Monday, April 13, 2009

A missing link

While drafting Saturday's post, I knew I was missing one of the hyperlinks that I wanted to include. Naturally, I didn't run across it again until this morning's news-cruise. The irony was that reading it was the seed of wanting to address the topic of bottom-up innovation being squashed by top-down management.

I'm sorry to admit that I have signed non-compete agreements. The first time I was too naive to know that they are a legal joke here in Wisconsin. Or at least were--I'd have to double-check now. The second time, I had a lawyer ready to rock, should it come to that. (It didn't.)

But it just floors what intellectual fastidious remains in me that these ridiculous things haven't been outlawed at the federal level, upheld by the Supreme Court and notarized by God Almighty. They're Just That Stupid. I'm not saying that employees can't walk out with intellectual property and damage their employers. It's happened to firms for which I've worked, although the real damage has been that the, errr, "spinoff" company has absconded with clients, sometimes under false pretenses. But with other more legally viable options available, the use of non-compete agreements only further cements my opinion that "management science" is an oxymoron.

C'mon: Don't you find it just bit ironic that you can walk down the bookstore business aisle and find rows upon rows of dead trees breaking down "success" into seven habits or one-minute parables or six sigmas or whatever the paint-by-numbers meme-du-jour happens to be?

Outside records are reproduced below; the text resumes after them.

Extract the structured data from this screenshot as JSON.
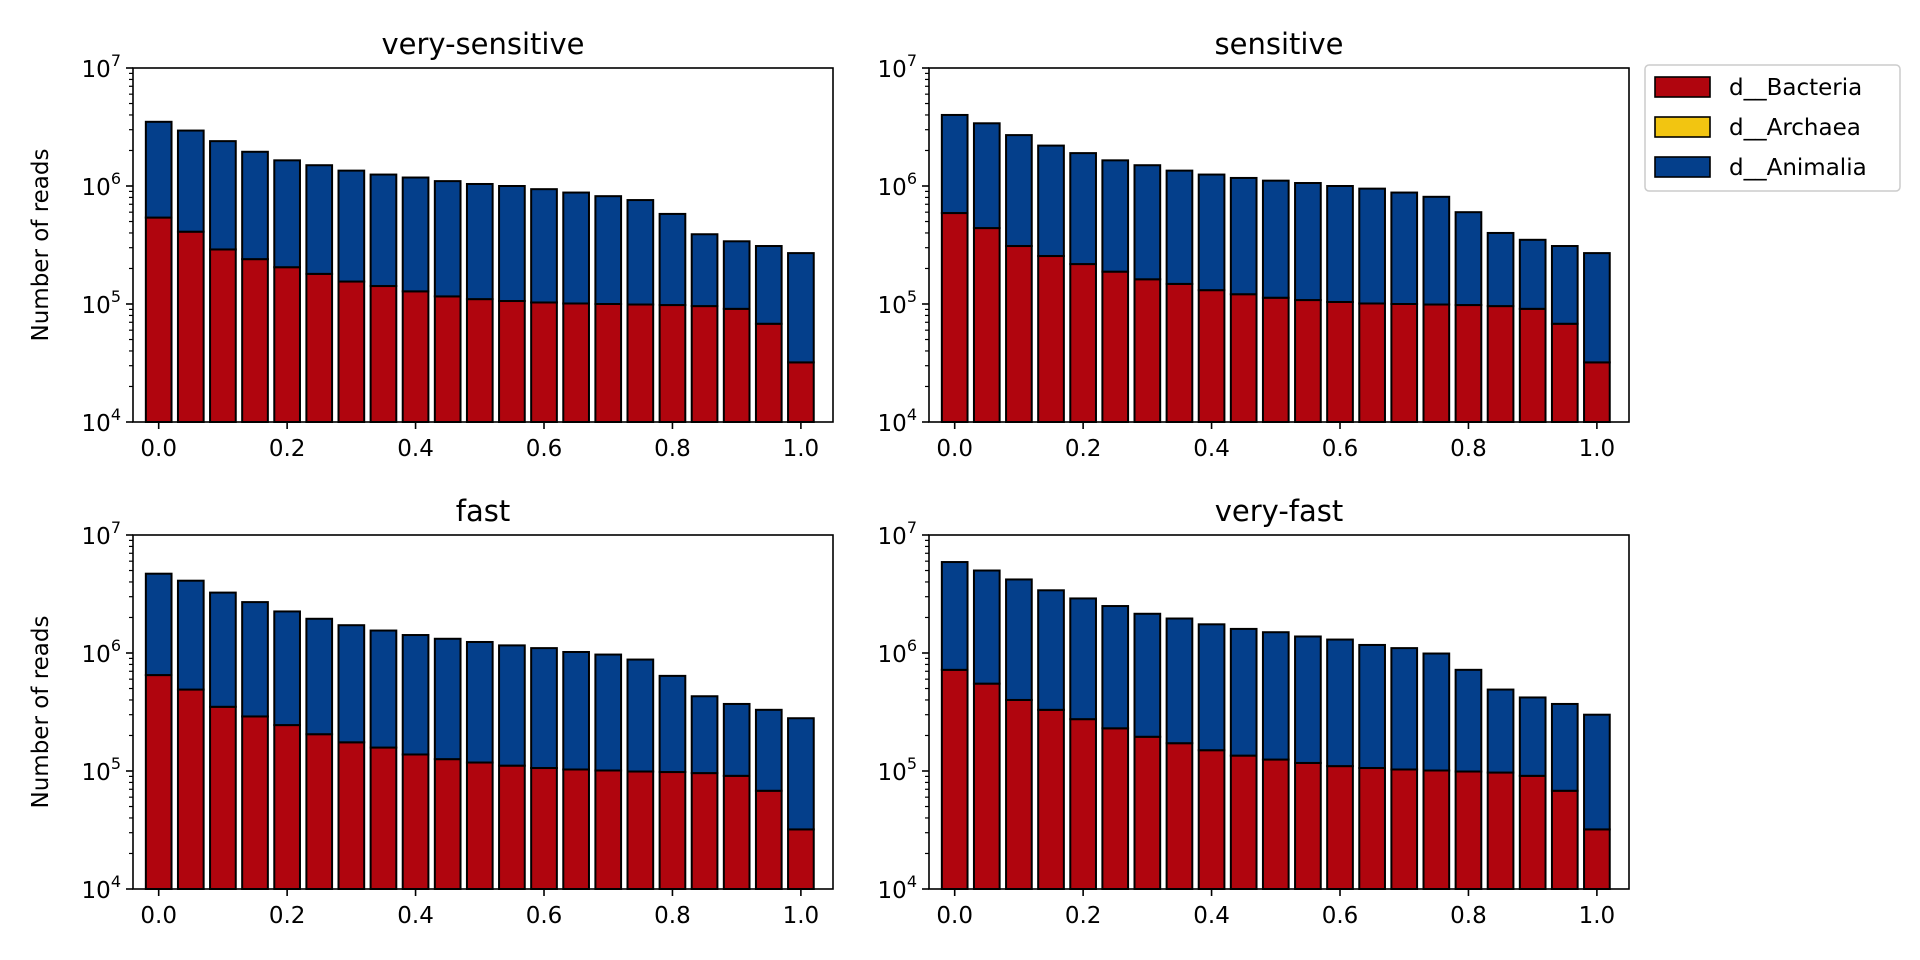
{
  "colors": {
    "d__Bacteria": "#b0050e",
    "d__Archaea": "#f2c511",
    "d__Animalia": "#043f8b"
  },
  "legend": {
    "placement": "outside-right",
    "items": [
      "d__Bacteria",
      "d__Archaea",
      "d__Animalia"
    ]
  },
  "chart_data": [
    {
      "type": "bar",
      "stacked": true,
      "title": "very-sensitive",
      "ylabel": "Number of reads",
      "yscale": "log",
      "ylim": [
        10000,
        10000000
      ],
      "xlim": [
        -0.04,
        1.05
      ],
      "ytick_exponents": [
        "4",
        "5",
        "6",
        "7"
      ],
      "xticks": [
        "0.0",
        "0.2",
        "0.4",
        "0.6",
        "0.8",
        "1.0"
      ],
      "x": [
        0.0,
        0.05,
        0.1,
        0.15,
        0.2,
        0.25,
        0.3,
        0.35,
        0.4,
        0.45,
        0.5,
        0.55,
        0.6,
        0.65,
        0.7,
        0.75,
        0.8,
        0.85,
        0.9,
        0.95,
        1.0
      ],
      "series": [
        {
          "name": "d__Bacteria",
          "values": [
            540000,
            410000,
            290000,
            240000,
            205000,
            180000,
            155000,
            142000,
            128000,
            116000,
            110000,
            106000,
            103000,
            101000,
            100000,
            99000,
            98000,
            96000,
            91000,
            68000,
            32000
          ]
        },
        {
          "name": "d__Archaea",
          "values": [
            0,
            0,
            0,
            0,
            0,
            0,
            0,
            0,
            0,
            0,
            0,
            0,
            0,
            0,
            0,
            0,
            0,
            0,
            0,
            0,
            0
          ]
        },
        {
          "name": "d__Animalia",
          "values": [
            2960000,
            2540000,
            2110000,
            1710000,
            1445000,
            1320000,
            1195000,
            1108000,
            1052000,
            984000,
            930000,
            894000,
            837000,
            779000,
            720000,
            661000,
            482000,
            294000,
            249000,
            242000,
            238000
          ]
        }
      ]
    },
    {
      "type": "bar",
      "stacked": true,
      "title": "sensitive",
      "ylabel": "",
      "yscale": "log",
      "ylim": [
        10000,
        10000000
      ],
      "xlim": [
        -0.04,
        1.05
      ],
      "ytick_exponents": [
        "4",
        "5",
        "6",
        "7"
      ],
      "xticks": [
        "0.0",
        "0.2",
        "0.4",
        "0.6",
        "0.8",
        "1.0"
      ],
      "x": [
        0.0,
        0.05,
        0.1,
        0.15,
        0.2,
        0.25,
        0.3,
        0.35,
        0.4,
        0.45,
        0.5,
        0.55,
        0.6,
        0.65,
        0.7,
        0.75,
        0.8,
        0.85,
        0.9,
        0.95,
        1.0
      ],
      "series": [
        {
          "name": "d__Bacteria",
          "values": [
            590000,
            440000,
            310000,
            255000,
            218000,
            188000,
            162000,
            148000,
            131000,
            121000,
            113000,
            108000,
            104000,
            101000,
            100000,
            99000,
            98000,
            96000,
            91000,
            68000,
            32000
          ]
        },
        {
          "name": "d__Archaea",
          "values": [
            0,
            0,
            0,
            0,
            0,
            0,
            0,
            0,
            0,
            0,
            0,
            0,
            0,
            0,
            0,
            0,
            0,
            0,
            0,
            0,
            0
          ]
        },
        {
          "name": "d__Animalia",
          "values": [
            3410000,
            2960000,
            2390000,
            1945000,
            1682000,
            1462000,
            1338000,
            1202000,
            1119000,
            1049000,
            997000,
            952000,
            896000,
            849000,
            780000,
            711000,
            502000,
            304000,
            259000,
            242000,
            238000
          ]
        }
      ]
    },
    {
      "type": "bar",
      "stacked": true,
      "title": "fast",
      "ylabel": "Number of reads",
      "yscale": "log",
      "ylim": [
        10000,
        10000000
      ],
      "xlim": [
        -0.04,
        1.05
      ],
      "ytick_exponents": [
        "4",
        "5",
        "6",
        "7"
      ],
      "xticks": [
        "0.0",
        "0.2",
        "0.4",
        "0.6",
        "0.8",
        "1.0"
      ],
      "x": [
        0.0,
        0.05,
        0.1,
        0.15,
        0.2,
        0.25,
        0.3,
        0.35,
        0.4,
        0.45,
        0.5,
        0.55,
        0.6,
        0.65,
        0.7,
        0.75,
        0.8,
        0.85,
        0.9,
        0.95,
        1.0
      ],
      "series": [
        {
          "name": "d__Bacteria",
          "values": [
            650000,
            490000,
            350000,
            290000,
            245000,
            205000,
            175000,
            158000,
            138000,
            126000,
            118000,
            111000,
            106000,
            103000,
            101000,
            99000,
            98000,
            96000,
            91000,
            68000,
            32000
          ]
        },
        {
          "name": "d__Archaea",
          "values": [
            0,
            0,
            0,
            0,
            0,
            0,
            0,
            0,
            0,
            0,
            0,
            0,
            0,
            0,
            0,
            0,
            0,
            0,
            0,
            0,
            0
          ]
        },
        {
          "name": "d__Animalia",
          "values": [
            4050000,
            3610000,
            2900000,
            2410000,
            2005000,
            1745000,
            1545000,
            1392000,
            1282000,
            1194000,
            1122000,
            1049000,
            994000,
            917000,
            869000,
            781000,
            542000,
            334000,
            279000,
            262000,
            248000
          ]
        }
      ]
    },
    {
      "type": "bar",
      "stacked": true,
      "title": "very-fast",
      "ylabel": "",
      "yscale": "log",
      "ylim": [
        10000,
        10000000
      ],
      "xlim": [
        -0.04,
        1.05
      ],
      "ytick_exponents": [
        "4",
        "5",
        "6",
        "7"
      ],
      "xticks": [
        "0.0",
        "0.2",
        "0.4",
        "0.6",
        "0.8",
        "1.0"
      ],
      "x": [
        0.0,
        0.05,
        0.1,
        0.15,
        0.2,
        0.25,
        0.3,
        0.35,
        0.4,
        0.45,
        0.5,
        0.55,
        0.6,
        0.65,
        0.7,
        0.75,
        0.8,
        0.85,
        0.9,
        0.95,
        1.0
      ],
      "series": [
        {
          "name": "d__Bacteria",
          "values": [
            720000,
            550000,
            400000,
            330000,
            275000,
            230000,
            195000,
            172000,
            150000,
            135000,
            125000,
            117000,
            110000,
            106000,
            103000,
            101000,
            99000,
            97000,
            91000,
            68000,
            32000
          ]
        },
        {
          "name": "d__Archaea",
          "values": [
            0,
            0,
            0,
            0,
            0,
            0,
            0,
            0,
            0,
            0,
            0,
            0,
            0,
            0,
            0,
            0,
            0,
            0,
            0,
            0,
            0
          ]
        },
        {
          "name": "d__Animalia",
          "values": [
            5180000,
            4450000,
            3800000,
            3070000,
            2625000,
            2270000,
            1955000,
            1788000,
            1600000,
            1465000,
            1375000,
            1263000,
            1190000,
            1064000,
            997000,
            889000,
            621000,
            393000,
            329000,
            302000,
            268000
          ]
        }
      ]
    }
  ]
}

Yet, just as most people want the miracle pill in place of nutrition and exercise, you'd never sell a leadership book that says "Retain only the best employees and don't give them any motivation whatsoever to to elsewhere." Why? Because it's a "waste" of manager and potential co-worker time to spend hours vetting the top applicants. Because too many managers would rather try to isolate or ignore a "problem" (or even sub-optimal) employee than fire her/him. Because too many people--particularly managers--have been convinced that if they just tweak the reward/punishment mechanisms enough, they can close all the productivity and morale leaks and operate on auto-pilot.

Long story short, non-compete agreements are a cop-out. Just like threatening to fire people for discussing salary information. Or waiting until a downturn to remove the dead wood. Or hiring outside talent rather than growing it from within.

And so I hope that the Massachusetts Legislature sets a trend to remove one cop-out from the business play-book. For good managers--and there are many--won't miss it. Everyone else has one less excuse to suck. And that can't be anything but good news.